N°15 L'ARCHIPEL DU GOULAG
d'Alexandre Soljenitsyne (1973)
Le numéro 15, le numéro 15, mais bon sang arrêtons de mettre des numéros aux artistes, surtout pour parler d'un dissident qui fut condamné au Goulag pour avoir justement refusé d'être un numéro !
En plus, Alexandre Soljenitsyne, né en 1918 donc âgé de 82 ans, se fiche sûrement de savoir qu'il est classé n° 15 dans notre Top 50 pour sa fresque épique de l'univers concentrationnaire soviétique : L'Archipel du Goulag, publiée à Paris en décembre 1973 et en Russie seulement 17 ans plus tard, en 1990.
Je voudrais être très clair : ce reportage en direct de l'enfer est un des livres les plus insoutenables que j'aie jamais lus de ma vie, et pourtant Dieu sait si j'en ai lu, des livres insoutenables, des 120 journées de Sodome à American Psycho. D'habitude j'adore l'insoutenable, quand il est fictif. Malheureusement tout ce que raconte Soljenitsyne est vrai : les tortures physiques et mentales, les travaux forcés, les punitions, la faim, le froid sibérien (où les crachats après, gèlent avant d'atteindre le sol par moins cinquante), les fosses communes, les tentatives de révolte réprimées avec une implacable violence, les manipulations, les humiliations qui voulaient réduire l'homme à l'état d'animal, et y parvinrent parfois, mais pas toujours : L'Archipel du Goulag est là pour en témoigner. Et tous ces gens étaient innocents : des « agneaux », écrit Soljenitsyne, qui fut déporté pendant 8 ans pour avoir simplement critiqué Staline sans le nommer dans une lettre à un ami! Comme dans La Plaisanterie de Kundera! Ce monument aux morts n'a pas été élevé seul par Soljenitsyne mais grâce à l'assistance et au soutien de 227 autres suppliciés du totalitarisme communiste, au péril de leur vie (ne disposant pas de papier, ils apprirent par cœur le livre) ; et il parle au nom des millions d'autres martyrs de ce qu'il appelle « l'industrie pénitentiaire ».
D'autres déportés avaient publié des récits terrifiants avant Soljenitsyne : Les Récits de la Kolymade Varlam Chalamov, Le Vertige de Evguenia Ginzburg, mais c'est Soljenitsyne qui révéla vraiment au monde comment l'utopie socialiste avait tourné au cauchemar, ce qui valut à ce nouveau Tolstoï le Prix Nobel de Littérature en 1970, qu'il accepta malgré la censure, avant d'être expulsé d'URSS en février 1974 (il n'y revint que 20 ans après, tel d'Artagnan). On pourrait conclure en disant que, même s'il est idiot de vouloir comparer les deux hécatombes, le génocide nazi avait au moins l'avantage d'être clairement fondé sur la haine raciste, alors que celui des communistes était plus hypocrite puisqu'il prétendait répandre le bonheur sur terre. Je suis surpris par ailleurs de ne pas voir figurer Si c'est un hommede Primo Levi dans ce classement démocratique, livre tout aussi indispensable (même si le Journald'Anne Frank est heureusement là pour représenter la Shoah).
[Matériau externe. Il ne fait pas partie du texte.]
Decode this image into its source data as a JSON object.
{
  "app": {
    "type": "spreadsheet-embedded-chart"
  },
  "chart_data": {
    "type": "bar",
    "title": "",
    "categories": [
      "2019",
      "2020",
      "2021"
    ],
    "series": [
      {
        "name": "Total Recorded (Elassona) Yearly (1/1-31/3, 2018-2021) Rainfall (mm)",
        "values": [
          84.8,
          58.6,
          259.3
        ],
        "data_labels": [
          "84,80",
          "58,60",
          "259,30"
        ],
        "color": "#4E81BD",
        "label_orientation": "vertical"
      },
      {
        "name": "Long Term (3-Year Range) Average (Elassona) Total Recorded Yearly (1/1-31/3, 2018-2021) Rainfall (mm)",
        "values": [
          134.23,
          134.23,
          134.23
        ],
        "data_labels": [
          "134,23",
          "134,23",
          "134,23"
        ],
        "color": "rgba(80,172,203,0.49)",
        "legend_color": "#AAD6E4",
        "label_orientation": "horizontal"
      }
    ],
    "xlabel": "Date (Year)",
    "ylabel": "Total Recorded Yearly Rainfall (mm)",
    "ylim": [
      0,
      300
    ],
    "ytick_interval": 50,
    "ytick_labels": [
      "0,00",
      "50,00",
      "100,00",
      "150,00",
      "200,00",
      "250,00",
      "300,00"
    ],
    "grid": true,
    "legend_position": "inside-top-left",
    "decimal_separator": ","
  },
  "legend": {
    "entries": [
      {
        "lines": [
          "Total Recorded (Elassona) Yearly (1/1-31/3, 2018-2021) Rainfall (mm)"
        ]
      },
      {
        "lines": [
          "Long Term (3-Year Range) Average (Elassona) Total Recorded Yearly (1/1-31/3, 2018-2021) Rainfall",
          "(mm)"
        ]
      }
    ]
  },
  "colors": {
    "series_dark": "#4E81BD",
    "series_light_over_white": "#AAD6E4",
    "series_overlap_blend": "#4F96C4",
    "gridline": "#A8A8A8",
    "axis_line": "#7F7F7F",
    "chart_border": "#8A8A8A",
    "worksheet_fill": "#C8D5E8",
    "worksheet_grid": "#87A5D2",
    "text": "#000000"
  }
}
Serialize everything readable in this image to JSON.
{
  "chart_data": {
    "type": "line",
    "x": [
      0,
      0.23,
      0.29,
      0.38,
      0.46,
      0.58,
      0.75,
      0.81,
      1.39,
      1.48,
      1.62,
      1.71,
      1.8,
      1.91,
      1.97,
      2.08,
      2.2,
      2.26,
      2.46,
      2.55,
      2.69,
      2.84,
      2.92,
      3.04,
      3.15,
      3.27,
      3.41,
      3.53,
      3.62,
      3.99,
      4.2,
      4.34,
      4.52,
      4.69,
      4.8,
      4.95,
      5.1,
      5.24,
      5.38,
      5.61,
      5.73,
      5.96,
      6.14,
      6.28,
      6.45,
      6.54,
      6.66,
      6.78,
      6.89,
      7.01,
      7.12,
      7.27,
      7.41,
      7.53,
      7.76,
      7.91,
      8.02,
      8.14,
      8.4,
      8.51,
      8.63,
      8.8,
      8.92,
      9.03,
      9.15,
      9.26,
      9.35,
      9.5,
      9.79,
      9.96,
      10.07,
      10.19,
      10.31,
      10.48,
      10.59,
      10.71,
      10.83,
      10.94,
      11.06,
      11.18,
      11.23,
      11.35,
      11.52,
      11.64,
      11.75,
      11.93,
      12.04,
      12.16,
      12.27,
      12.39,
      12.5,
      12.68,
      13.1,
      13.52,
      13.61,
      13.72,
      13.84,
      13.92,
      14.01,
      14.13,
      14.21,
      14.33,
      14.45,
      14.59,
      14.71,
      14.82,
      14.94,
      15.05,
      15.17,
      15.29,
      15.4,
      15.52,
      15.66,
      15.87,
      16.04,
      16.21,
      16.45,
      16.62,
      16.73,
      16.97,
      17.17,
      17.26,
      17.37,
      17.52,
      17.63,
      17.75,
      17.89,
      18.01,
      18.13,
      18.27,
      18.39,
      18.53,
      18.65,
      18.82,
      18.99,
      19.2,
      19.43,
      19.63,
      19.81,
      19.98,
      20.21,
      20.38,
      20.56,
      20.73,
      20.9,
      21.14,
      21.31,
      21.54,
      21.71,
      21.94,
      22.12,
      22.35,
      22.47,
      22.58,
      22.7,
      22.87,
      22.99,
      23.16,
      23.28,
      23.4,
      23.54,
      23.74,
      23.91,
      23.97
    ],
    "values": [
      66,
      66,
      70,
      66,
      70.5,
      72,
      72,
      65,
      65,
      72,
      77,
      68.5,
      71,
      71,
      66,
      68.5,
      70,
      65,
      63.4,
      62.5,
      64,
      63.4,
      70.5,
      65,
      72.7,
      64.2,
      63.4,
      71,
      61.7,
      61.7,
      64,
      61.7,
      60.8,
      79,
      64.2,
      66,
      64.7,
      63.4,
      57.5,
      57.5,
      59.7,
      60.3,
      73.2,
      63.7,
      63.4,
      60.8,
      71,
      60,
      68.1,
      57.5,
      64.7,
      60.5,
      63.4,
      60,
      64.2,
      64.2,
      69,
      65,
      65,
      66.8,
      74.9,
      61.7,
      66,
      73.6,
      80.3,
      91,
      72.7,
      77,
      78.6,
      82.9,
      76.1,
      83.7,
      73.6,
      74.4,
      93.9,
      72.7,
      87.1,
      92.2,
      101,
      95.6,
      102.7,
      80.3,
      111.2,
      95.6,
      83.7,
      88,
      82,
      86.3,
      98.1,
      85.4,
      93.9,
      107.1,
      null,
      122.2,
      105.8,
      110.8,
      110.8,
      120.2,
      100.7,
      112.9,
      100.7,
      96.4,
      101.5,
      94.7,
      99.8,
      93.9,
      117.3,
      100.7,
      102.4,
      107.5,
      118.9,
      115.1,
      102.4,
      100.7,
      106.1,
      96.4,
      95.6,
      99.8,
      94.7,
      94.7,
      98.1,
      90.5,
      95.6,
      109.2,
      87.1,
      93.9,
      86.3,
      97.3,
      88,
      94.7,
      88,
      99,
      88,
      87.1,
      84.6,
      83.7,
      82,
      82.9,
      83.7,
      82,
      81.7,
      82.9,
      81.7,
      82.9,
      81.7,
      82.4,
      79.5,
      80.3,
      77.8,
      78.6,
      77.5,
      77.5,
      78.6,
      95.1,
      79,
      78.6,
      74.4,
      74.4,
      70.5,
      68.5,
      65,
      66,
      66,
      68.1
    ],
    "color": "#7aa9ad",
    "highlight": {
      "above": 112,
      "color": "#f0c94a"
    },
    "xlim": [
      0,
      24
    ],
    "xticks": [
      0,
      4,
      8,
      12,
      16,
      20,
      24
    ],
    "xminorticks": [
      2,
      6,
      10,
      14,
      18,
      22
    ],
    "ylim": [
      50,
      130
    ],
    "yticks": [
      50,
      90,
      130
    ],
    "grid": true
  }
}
Cette série de 50 livres est, au fond, à l'image de notre siècle : elle contient quelques œuvres jolies et légères, comme Gatsby ou Bonjour tristesse,mais aussi beaucoup de livres bouleversants qui montrent à quel point nos 100 dernières années ont battu tous les records en matière de monstruosité, de barbarie, de racisme et de tyrannie. Que faire de tout cela ? En lisant L'Archipel du Goulag on se sent écrasé et impuissant, et simultanément on se dit que toutes ces horreurs doivent bien servir à quelque chose — à ce que plus jamais on n'en arrive là. La leçon que ma génération doit en tirer fait froid dans le dos : et si l'absolue cruauté du siècle précédent nous était tout simplement... utile? Fallait-il en passer par là? L'absurdité de ces tortures deviendrait alors une nécessité et Soljenitsyne, le Dante moderne... un utopiste?
De toute façon, toute personne qui ne sera pas d'accord avec ce que je viens de dire sera immédiatement arrêtée, enfermée dans un cercueil rempli de punaises, puis plongée pendant 8 heures dans un bain d'eau glacée devant un haut-parleur diffusant en boucle « La Danse des canards ». Car tel est mon bon vouloir.